We build tools to meet the challenges of analyzing genomic data at scale.
For the most part, current genomic analysis practices were developed when only a small number of samples were being collected and sequenced. Today, with dramatically increasing sequencing capacity resulting in hundreds of thousands of sequenced genomes worldwide, these methods are not efficient or optimized for the questions we want to ask of large genomic data sets. Spiral's products have been developed to address the unique challenges of storing and comparing large datasets, and doing so over time as references and variant calling algorithms change.

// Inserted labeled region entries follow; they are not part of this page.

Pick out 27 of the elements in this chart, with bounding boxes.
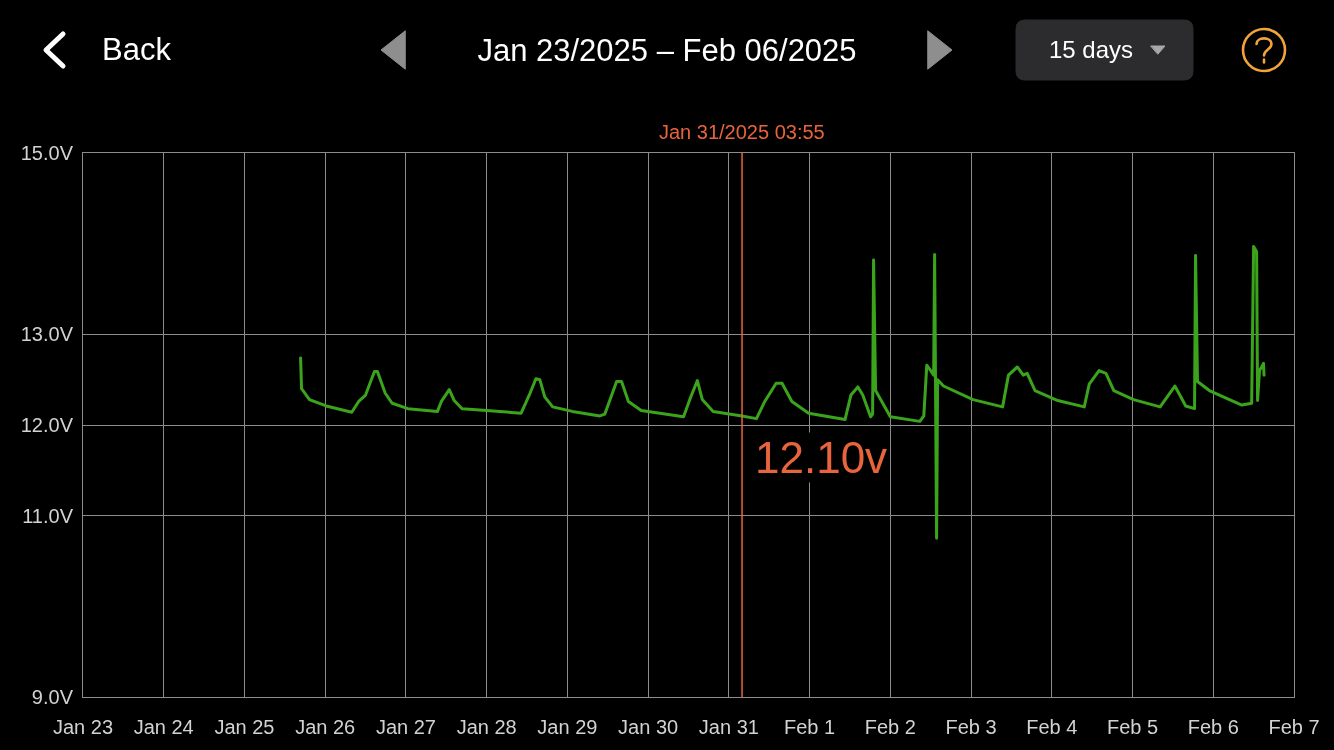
- x-tick-label: Jan 27: [375, 716, 436, 738]
- text: Back: [102, 32, 172, 67]
- x-tick-label: Feb 5: [1106, 716, 1159, 738]
- x-tick-label: Feb 6: [1187, 716, 1239, 738]
- x-tick-label: Feb 7: [1268, 716, 1320, 738]
- text: 15 days: [1049, 36, 1134, 63]
- y-tick-label: 12.0V: [20, 414, 74, 436]
- x-tick-label: Jan 28: [456, 716, 517, 738]
- y-tick-label: 11.0V: [22, 504, 74, 527]
- x-tick-label: Jan 31: [698, 716, 759, 738]
- x-tick-label: Jan 26: [295, 716, 356, 738]
- x-tick-label: Jan 25: [214, 716, 275, 738]
- y-tick-label: 15.0V: [20, 142, 74, 164]
- x-tick-label: Feb 3: [945, 716, 997, 738]
- x-tick-label: Jan 23: [52, 716, 114, 738]
- chart-title: Jan 23/2025 – Feb 06/2025: [477, 32, 857, 68]
- x-tick-label: Feb 4: [1026, 716, 1078, 738]
- x-tick-label: Jan 24: [133, 716, 194, 738]
- x-tick-label: Jan 30: [618, 716, 679, 738]
- x-tick-label: Feb 2: [864, 716, 916, 738]
- x-tick-label: Feb 1: [784, 716, 836, 738]
- y-tick-label: 9.0V: [31, 686, 74, 708]
- ref-line-label: Jan 31/2025 03:55: [659, 121, 825, 143]
- x-tick-label: Jan 29: [537, 716, 598, 738]
- y-tick-label: 13.0V: [20, 323, 74, 346]
- line-series: [299, 244, 1266, 540]
- annotation: 12.10v: [755, 433, 888, 482]
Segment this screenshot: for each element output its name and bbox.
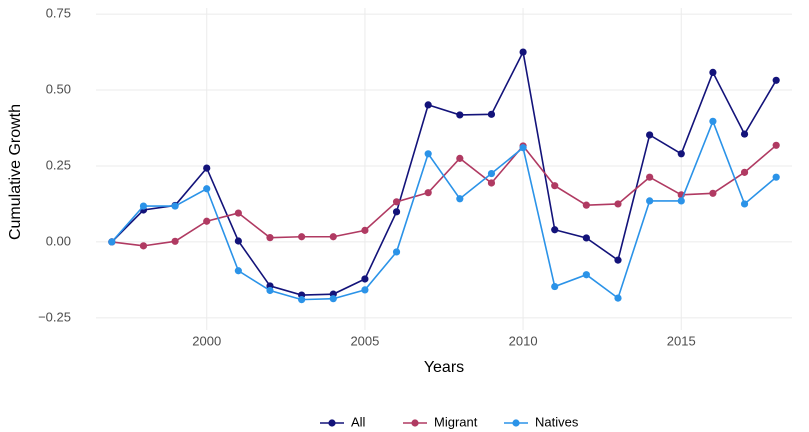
series-line [111, 144, 777, 247]
x-tick-label: 2005 [350, 333, 379, 348]
data-point [266, 234, 274, 242]
data-point [772, 141, 780, 149]
data-point [740, 168, 749, 176]
data-point [234, 237, 242, 245]
y-tick-label: −0.25 [38, 309, 71, 324]
data-point [392, 248, 401, 256]
data-point [298, 296, 306, 304]
data-point [646, 173, 654, 181]
data-point [456, 111, 464, 119]
data-point [424, 189, 432, 197]
data-point [709, 68, 717, 76]
data-point [139, 202, 148, 210]
data-point [361, 275, 369, 283]
data-point [234, 209, 242, 217]
legend-text: All [351, 414, 366, 429]
data-point [582, 201, 590, 209]
data-point [740, 200, 749, 208]
data-point [740, 130, 749, 138]
legend-marker [512, 419, 520, 427]
data-point [487, 169, 496, 178]
legend-marker [328, 419, 336, 427]
y-axis-title: Cumulative Growth [7, 104, 24, 240]
data-point [329, 295, 337, 303]
data-point [646, 197, 654, 205]
series-line [111, 119, 777, 301]
data-point [329, 233, 337, 241]
data-point [203, 185, 211, 193]
y-tick-label: 0.50 [46, 81, 71, 96]
data-point [551, 282, 559, 291]
data-point [203, 164, 211, 172]
data-point [424, 150, 432, 158]
data-point [677, 150, 685, 158]
data-point [108, 238, 116, 246]
data-point [456, 195, 464, 203]
data-point [582, 234, 590, 242]
x-axis-title: Years [424, 359, 464, 376]
data-point [709, 117, 717, 125]
data-point [646, 131, 654, 139]
data-point [171, 237, 179, 245]
x-tick-label: 2015 [667, 333, 696, 348]
data-point [487, 179, 496, 187]
data-point [361, 226, 369, 234]
data-point [772, 76, 780, 84]
data-point [298, 233, 306, 241]
data-point [266, 286, 274, 295]
data-point [487, 110, 496, 118]
data-point [551, 226, 559, 234]
x-tick-label: 2000 [192, 333, 221, 348]
data-point [677, 197, 685, 205]
data-point [361, 286, 369, 294]
data-point [614, 294, 622, 302]
y-tick-label: 0.75 [46, 6, 71, 21]
y-tick-label: 0.00 [46, 233, 71, 248]
data-point [772, 173, 780, 181]
data-point [614, 200, 622, 208]
series-line [111, 49, 777, 296]
legend-marker [411, 419, 419, 427]
data-point [392, 198, 401, 206]
data-point [551, 182, 559, 190]
data-point [139, 242, 148, 250]
data-point [614, 256, 622, 264]
data-point [424, 101, 432, 109]
legend-text: Natives [535, 414, 579, 429]
data-point [709, 189, 717, 197]
data-point [519, 48, 527, 56]
x-tick-label: 2010 [509, 333, 538, 348]
data-point [234, 267, 242, 275]
data-point [519, 144, 527, 152]
data-point [203, 217, 211, 225]
data-point [582, 271, 590, 279]
legend-text: Migrant [434, 414, 478, 429]
data-point [392, 208, 401, 216]
data-point [171, 202, 179, 210]
data-point [456, 154, 464, 162]
y-tick-label: 0.25 [46, 157, 71, 172]
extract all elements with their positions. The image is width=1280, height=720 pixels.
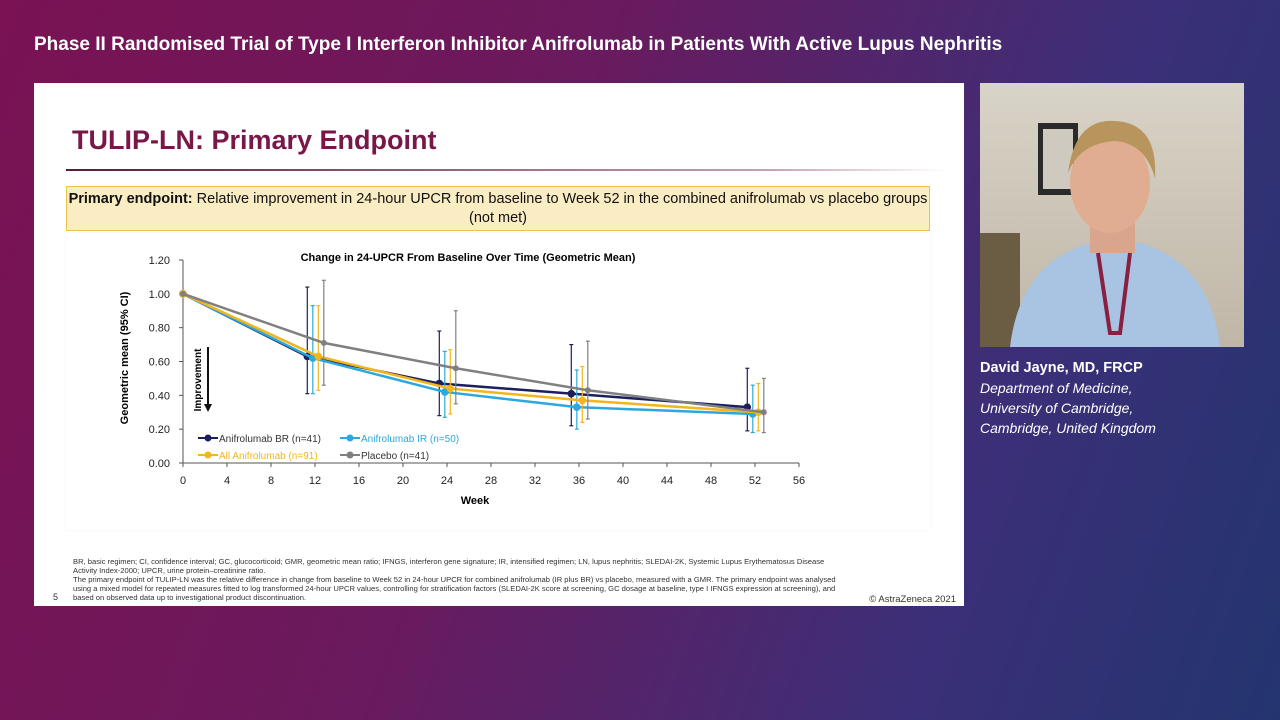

BioGraph™ technology addresses the unique challenge of comparing large genomic datasets. The volume of raw read data and the need to reanalyze the data over time is computationally expensive. BioGraph converts read data into a highly efficient graph structure making it possible to quickly query as genomic references or variant detection algorithms change.
Structural variants are becoming increasingly important as research expands to populations that are not well represented by the "reference genome". Popular open-source variant callers have false discovery rates (FDRs) as high as 40% making it difficult to compare variants. BioGraph Assembly harmonizes data from different callers without requiring reanalysis and has a 3% FDR.
Most large sequencing projects want to store the original BAM files for possible future reanalysis. However, these files take up a lot of space. The Spiral Encrypted Compression (SpEC) is a lossless compression format that reduces file sizes up to 60% and can easily be converted back into BAM files containing records MD5Sum identical to the original BAM file.